Photo by Jessica Garcia.
On Wednesday, students and families seeking local resources for National Mental Health Awareness Month had the opportunity to meet with leaders and volunteers representing local agencies at the Carson City Community Center to learn how to get help or access enrichment tools.
Carson City School District Coordinator Michelle Cleveland, a licensed professional on assignment who oversees school social workers, said the event was the first community resource fair to help families and children meet their needs.
“Our goal is to connect the community to resources, especially our families before the kids come home for the summer,” Cleveland said. “And so, this event is something new for all of us to bring all of our community partners together under one roof so that our families really get a sense of what’s available out there.”

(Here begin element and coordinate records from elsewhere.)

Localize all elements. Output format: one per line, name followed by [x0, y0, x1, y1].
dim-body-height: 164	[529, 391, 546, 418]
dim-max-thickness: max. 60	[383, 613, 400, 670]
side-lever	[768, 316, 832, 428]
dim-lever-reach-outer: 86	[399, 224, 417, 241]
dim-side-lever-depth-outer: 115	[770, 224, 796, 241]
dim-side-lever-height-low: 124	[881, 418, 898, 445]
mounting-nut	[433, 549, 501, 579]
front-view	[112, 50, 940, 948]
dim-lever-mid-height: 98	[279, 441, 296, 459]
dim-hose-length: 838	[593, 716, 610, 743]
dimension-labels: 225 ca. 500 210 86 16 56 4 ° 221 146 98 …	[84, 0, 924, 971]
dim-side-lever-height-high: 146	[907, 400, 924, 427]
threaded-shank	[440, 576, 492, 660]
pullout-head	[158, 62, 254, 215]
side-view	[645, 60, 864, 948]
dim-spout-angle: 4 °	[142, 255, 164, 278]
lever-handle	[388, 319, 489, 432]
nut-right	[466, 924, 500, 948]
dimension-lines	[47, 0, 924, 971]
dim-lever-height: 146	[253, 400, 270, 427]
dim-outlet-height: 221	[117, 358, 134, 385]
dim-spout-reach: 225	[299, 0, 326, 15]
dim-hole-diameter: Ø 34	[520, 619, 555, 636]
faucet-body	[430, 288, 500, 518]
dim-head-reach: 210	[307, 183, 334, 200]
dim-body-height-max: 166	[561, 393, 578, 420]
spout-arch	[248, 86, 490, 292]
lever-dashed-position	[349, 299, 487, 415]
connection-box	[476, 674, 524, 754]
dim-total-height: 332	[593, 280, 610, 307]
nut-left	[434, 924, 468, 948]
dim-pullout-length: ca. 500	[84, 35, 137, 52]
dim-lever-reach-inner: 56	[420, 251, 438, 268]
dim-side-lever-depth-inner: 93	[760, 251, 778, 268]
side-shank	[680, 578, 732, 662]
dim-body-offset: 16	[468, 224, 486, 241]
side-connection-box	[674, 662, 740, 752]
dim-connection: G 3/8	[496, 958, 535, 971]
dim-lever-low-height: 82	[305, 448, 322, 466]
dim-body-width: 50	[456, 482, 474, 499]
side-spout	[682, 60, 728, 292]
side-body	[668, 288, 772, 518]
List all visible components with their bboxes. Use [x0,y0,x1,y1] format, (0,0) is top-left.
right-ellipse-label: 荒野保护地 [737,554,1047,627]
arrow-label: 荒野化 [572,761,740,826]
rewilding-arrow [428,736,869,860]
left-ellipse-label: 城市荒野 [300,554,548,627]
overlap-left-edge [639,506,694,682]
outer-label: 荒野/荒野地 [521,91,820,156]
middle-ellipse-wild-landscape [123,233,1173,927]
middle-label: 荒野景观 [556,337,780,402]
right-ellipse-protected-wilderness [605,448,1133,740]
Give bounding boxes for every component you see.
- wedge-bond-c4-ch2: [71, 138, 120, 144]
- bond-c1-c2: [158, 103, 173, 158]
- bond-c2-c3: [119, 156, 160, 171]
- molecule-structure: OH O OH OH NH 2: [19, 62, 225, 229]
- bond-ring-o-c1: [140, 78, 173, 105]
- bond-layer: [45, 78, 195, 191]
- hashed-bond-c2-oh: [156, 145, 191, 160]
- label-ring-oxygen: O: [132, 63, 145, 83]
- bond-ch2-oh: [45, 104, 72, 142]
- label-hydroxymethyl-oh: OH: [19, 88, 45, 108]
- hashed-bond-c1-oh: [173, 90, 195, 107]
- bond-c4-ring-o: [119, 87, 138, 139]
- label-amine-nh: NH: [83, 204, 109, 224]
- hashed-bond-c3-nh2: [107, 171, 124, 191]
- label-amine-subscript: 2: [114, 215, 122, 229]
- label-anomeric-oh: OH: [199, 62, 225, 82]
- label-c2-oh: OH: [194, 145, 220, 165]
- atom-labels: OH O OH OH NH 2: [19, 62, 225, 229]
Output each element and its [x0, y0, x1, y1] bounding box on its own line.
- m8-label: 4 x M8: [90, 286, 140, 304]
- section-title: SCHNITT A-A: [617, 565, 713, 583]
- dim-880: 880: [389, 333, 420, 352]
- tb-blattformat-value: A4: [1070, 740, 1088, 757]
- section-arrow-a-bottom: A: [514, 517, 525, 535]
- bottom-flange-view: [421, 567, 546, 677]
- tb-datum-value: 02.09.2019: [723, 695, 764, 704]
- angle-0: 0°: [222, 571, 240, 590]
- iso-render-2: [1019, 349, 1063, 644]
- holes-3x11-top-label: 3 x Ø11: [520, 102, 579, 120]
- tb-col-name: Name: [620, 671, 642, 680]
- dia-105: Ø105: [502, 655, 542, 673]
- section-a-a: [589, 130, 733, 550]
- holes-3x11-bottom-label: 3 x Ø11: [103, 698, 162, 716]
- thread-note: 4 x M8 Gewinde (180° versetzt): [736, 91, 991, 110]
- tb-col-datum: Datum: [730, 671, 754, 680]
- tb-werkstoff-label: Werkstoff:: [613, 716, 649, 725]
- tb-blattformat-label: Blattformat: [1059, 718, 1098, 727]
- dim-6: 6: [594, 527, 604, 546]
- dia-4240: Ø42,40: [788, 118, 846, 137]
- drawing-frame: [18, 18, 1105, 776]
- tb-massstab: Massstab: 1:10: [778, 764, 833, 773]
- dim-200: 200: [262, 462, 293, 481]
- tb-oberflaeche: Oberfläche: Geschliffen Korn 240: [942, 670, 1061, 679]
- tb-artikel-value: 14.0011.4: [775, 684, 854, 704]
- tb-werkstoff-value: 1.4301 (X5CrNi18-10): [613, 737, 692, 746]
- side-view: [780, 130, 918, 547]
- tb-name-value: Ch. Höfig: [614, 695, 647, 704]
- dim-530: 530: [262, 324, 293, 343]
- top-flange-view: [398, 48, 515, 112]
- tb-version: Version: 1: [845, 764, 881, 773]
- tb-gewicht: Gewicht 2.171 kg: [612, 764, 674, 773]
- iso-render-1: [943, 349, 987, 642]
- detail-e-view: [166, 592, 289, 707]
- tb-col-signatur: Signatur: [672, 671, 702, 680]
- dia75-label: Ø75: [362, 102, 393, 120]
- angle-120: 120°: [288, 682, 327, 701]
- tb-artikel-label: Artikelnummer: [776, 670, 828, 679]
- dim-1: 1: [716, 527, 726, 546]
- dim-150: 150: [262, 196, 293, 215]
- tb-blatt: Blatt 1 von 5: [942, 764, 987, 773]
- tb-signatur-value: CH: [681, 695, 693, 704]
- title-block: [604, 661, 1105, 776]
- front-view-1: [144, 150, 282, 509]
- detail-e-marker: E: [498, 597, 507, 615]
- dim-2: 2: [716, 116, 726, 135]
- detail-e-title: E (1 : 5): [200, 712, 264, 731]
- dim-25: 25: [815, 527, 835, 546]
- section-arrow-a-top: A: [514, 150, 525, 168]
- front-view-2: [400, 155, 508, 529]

The show offered access to agencies such as Carson Tahoe Behavioral Health Services, Capital City CIRCLES Initiative, Grounded Roots Therapy, Serenity Mental Health and Juntos Carson City 4H Youth Programming and more.
Kaitlyn Griffiths, a school social worker representing Mark Twain Elementary School, sat at the National Alliance on Mental Illness table and helped spread the organization’s information. Griffiths said the year so far has been positive but difficult for students of Mark Twain.
“It’s been a lot of struggles with COVID,” she said. “Everyone feels like it’s whiplash; first we are told this, then we are told this. It’s still a work in progress. We hope that next year looks like a normal year.
But Griffiths said there are general misconceptions in the community about mental health issues in general. She said she was in favor of holding the fair for interested families to ask questions of local organizations or school staff members.
“There’s a lot of stigma and not enough education about it, and I think we wanted to be such an advocate because I think a lot of families don’t know what to do when faced with health issues. mentally with their student or themselves,” Griffiths said.
Northern Nevada Dream Center Executive Director Susan Sorenson led a table with Director of Programs and Volunteers Bethany Herzing, who provided materials to everyone who visited their booth. The NNDC helps to meet the basic needs of the homeless by providing emergency food boxes, clothing, toiletries, educational services and services for children and offers vocational training to use the Internet, smartphones and extended classes, Sorensen said.
“We know parents are under pressure, and it’s been really important to support them,” she said. “With the past three years of our Back to School Bash, parents and students have been in our hearts. … We always follow the need.
Sorensen said that although the Dream Center has been in Carson City for 12 years, it has experienced what she calls the “COVID fallout” with its work doubling since 2020.
“COVID has changed everything,” she said. “We never closed our doors and we continued to serve. … We love our city. Carson City is a great community.